STM Deadlocks (Ruby STM, Round 2.5)
(See also Ruby STM: Round Two and Ruby STM: First Round)
Dealing with deadlocks in my lock-based STM implementation has proven to be an interesting problem in three respects: detection, resolution, and unit testing. In case they benefit anyone else, here are the things I learned last night.
Deadlock Detection
While the Ruby interpreter has some built-in deadlock detection, it only catches deadlocks involving all live threads at once. Worse (for our purposes), it responds to deadlocks by unceremoniously terminating the program. When we encounter a transaction deadlock, we only want to force one of the involved transactions to retry, permitting the rest to continue. This means we’ll need to detect (and resolve) transactional deadlocks ourselves.
Fortunately, since we know what object a particular transaction is waiting on, and which transaction owns an outstanding lock on an object, detecting deadlocks is relatively easy: recursively follow the link from one transaction to the transaction which has locked the object it’s waiting upon. If we eventually encounter a transaction which is not waiting for an object, we know that this group of transactions can still make progress. However, if we discover we’re simply going in circles (e.g. because we encounter the same transaction a second time), we know there’s a deadlock and we can take action to break that cycle.

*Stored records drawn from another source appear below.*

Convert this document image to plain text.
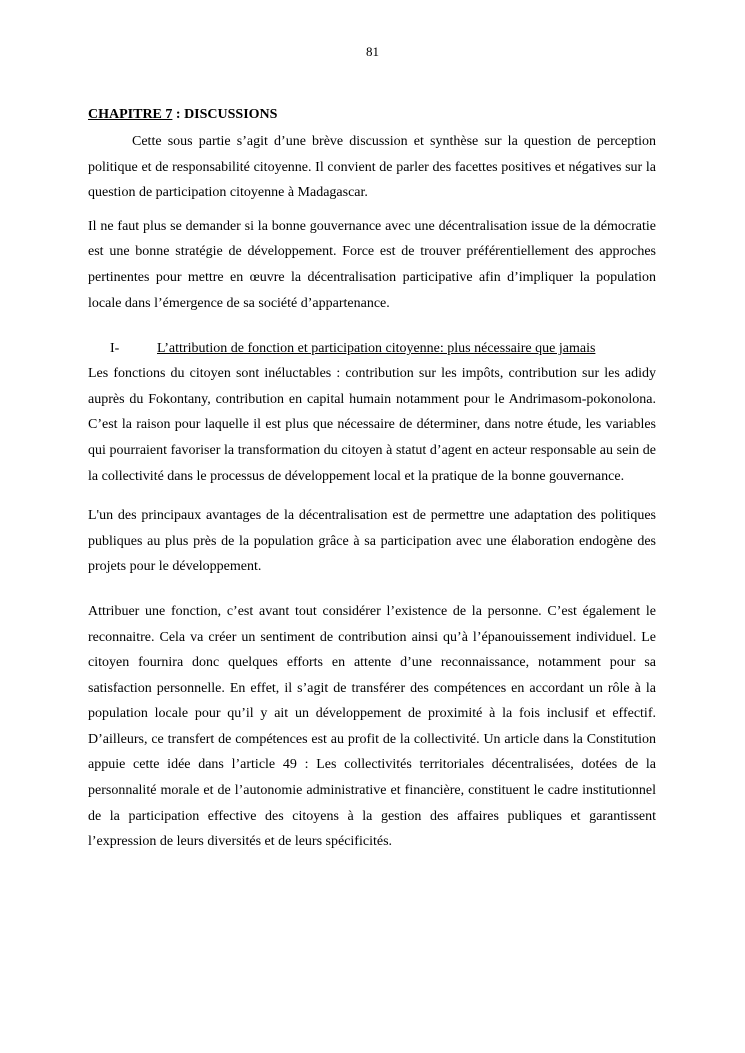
81
CHAPITRE 7 : DISCUSSIONS

Cette sous partie s’agit d’une brève discussion et synthèse sur la question de perception politique et de responsabilité citoyenne. Il convient de parler des facettes positives et négatives sur la question de participation citoyenne à Madagascar.

Il ne faut plus se demander si la bonne gouvernance avec une décentralisation issue de la démocratie est une bonne stratégie de développement. Force est de trouver préférentiellement des approches pertinentes pour mettre en œuvre la décentralisation participative afin d’impliquer la population locale dans l’émergence de sa société d’appartenance.

I-	L’attribution de fonction et participation citoyenne: plus nécessaire que jamais

Les fonctions du citoyen sont inéluctables : contribution sur les impôts, contribution sur les adidy auprès du Fokontany, contribution en capital humain notamment pour le Andrimasom-pokonolona. C’est la raison pour laquelle il est plus que nécessaire de déterminer, dans notre étude, les variables qui pourraient favoriser la transformation du citoyen à statut d’agent en acteur responsable au sein de la collectivité dans le processus de développement local et la pratique de la bonne gouvernance.

L'un des principaux avantages de la décentralisation est de permettre une adaptation des politiques publiques au plus près de la population grâce à sa participation avec une élaboration endogène des projets pour le développement.

Attribuer une fonction, c’est avant tout considérer l’existence de la personne. C’est également le reconnaitre. Cela va créer un sentiment de contribution ainsi qu’à l’épanouissement individuel. Le citoyen fournira donc quelques efforts en attente d’une reconnaissance, notamment pour sa satisfaction personnelle. En effet, il s’agit de transférer des compétences en accordant un rôle à la population locale pour qu’il y ait un développement de proximité à la fois inclusif et effectif. D’ailleurs, ce transfert de compétences est au profit de la collectivité. Un article dans la Constitution appuie cette idée dans l’article 49 : Les collectivités territoriales décentralisées, dotées de la personnalité morale et de l’autonomie administrative et financière, constituent le cadre institutionnel de la participation effective des citoyens à la gestion des affaires publiques et garantissent l’expression de leurs diversités et de leurs spécificités.
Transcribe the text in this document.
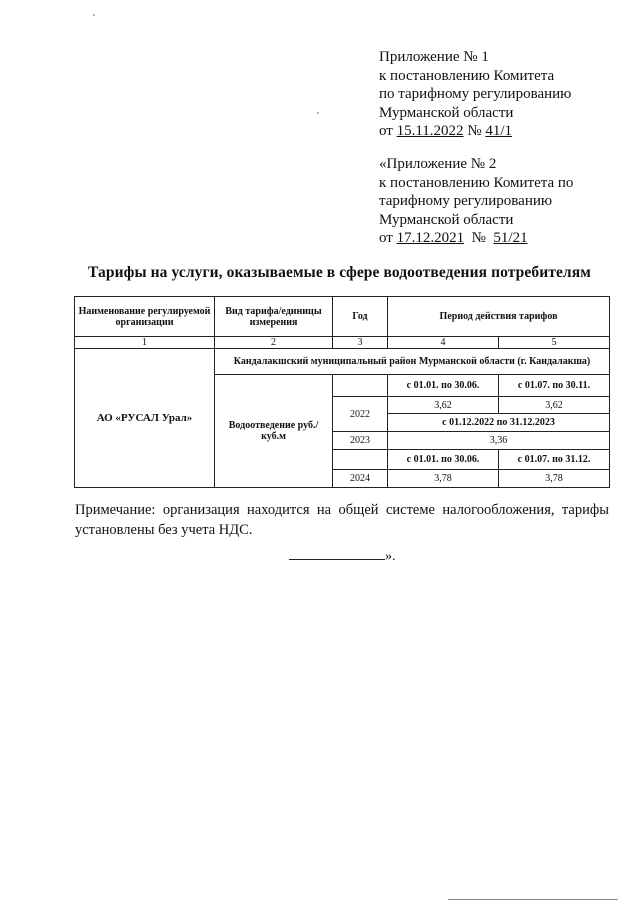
Приложение № 1
к постановлению Комитета
по тарифному регулированию
Мурманской области
от 15.11.2022 № 41/1
«Приложение № 2
к постановлению Комитета по
тарифному регулированию
Мурманской области
от 17.12.2021  №  51/21
Тарифы на услуги, оказываемые в сфере водоотведения потребителям
Наименование регулируемой организации	Вид тарифа/единицы измерения	Год	Период действия тарифов	
1	2	3	4	5
АО «РУСАЛ Урал»	Кандалакшский муниципальный район Мурманской области (г. Кандалакша)			
	Водоотведение руб./куб.м		с 01.01. по 30.06.	с 01.07. по 30.11.
		2022	3,62	3,62
			с 01.12.2022 по 31.12.2023	
		2023	3,36	
			с 01.01. по 30.06.	с 01.07. по 31.12.
		2024	3,78	3,78
Примечание: организация находится на общей системе налогообложения, тарифы установлены без учета НДС.
».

Essentially, what we’ve got is a dependency tree: the transactions waiting for the objects locked by a transaction are its children. (It’s worth noting that there isn’t necessarily just one dependency tree—unrelated groups of transactions will constitute their own separate trees.) Every transaction in such a tree must either complete or retry before its children can make any further progress—and if a loop is introduced in the tree (so it’s no longer a tree), no progress will be possible for any transaction involved. A deadlock.
Now, if we check for cycles every time before sending the current transaction off to wait, it makes cycle detection much easier. We have only to walk up the tree starting from the transaction we’re about to wait for to discover whether we see the current transaction in that tree (in practice, if it is, it’d be the top, since that’s the only possible position for a transaction which isn’t already waiting). If we do find it there, we have to take action to prevent a deadlock.
Resolving Deadlocks
My first attempt at deadlock resolution was to immediately retry the transaction which was about to create a deadlock. I was surprised to find that my deadlock-avoidance unit tests still didn’t pass. Maybe in retrospect I shouldn’t have been—what was happening was that the transaction was simply turning around and recreating the same deadlock before any other transaction had a chance to make progress.
There appear to be three options:
- use
Thread.passbefore retrying in order to permit other transactions to run - roll back the deadlock-inducing transaction and wait for another transaction to acquire one of the locks it had been holding before retrying it
- have the deadlock-provoking transaction steal the lock from its current owner, forcing that owner to retry
Ugly as it is, the last option is the only one which guarantees progress
will be made past the particular deadlock. At the moment I’m sticking
with Thread.pass since it’s enough to make the unit tests succeed and
in practice I don’t think Ruby’s scheduler will schedule the thread
calling Thread.pass again until the others have been run.
Concurrent Unit Tests
Writing unit tests for deadlocks (and indeed many concurrency issues) has been fun. You really want to be able to force a specific worst-case thread scheduling scenario, but in practice that’s proven extremely difficult. At the moment I’m simply adding sufficiently large sleeps to ensure that in most cases the desired thread wins (or loses) the race. To do it right, I’m going to have to work out some sort of approach that involves passing a token between threads to represent a transfer of control.
I’ve also found that I often need to have a watchdog thread running during each test which kills the other test threads if they don’t complete within a given safety period. This allows the test to fail in the case of livelock or deadlock, rather than hanging (or killing, if Ruby’s deadlock prevention kicks in) the entire test suite.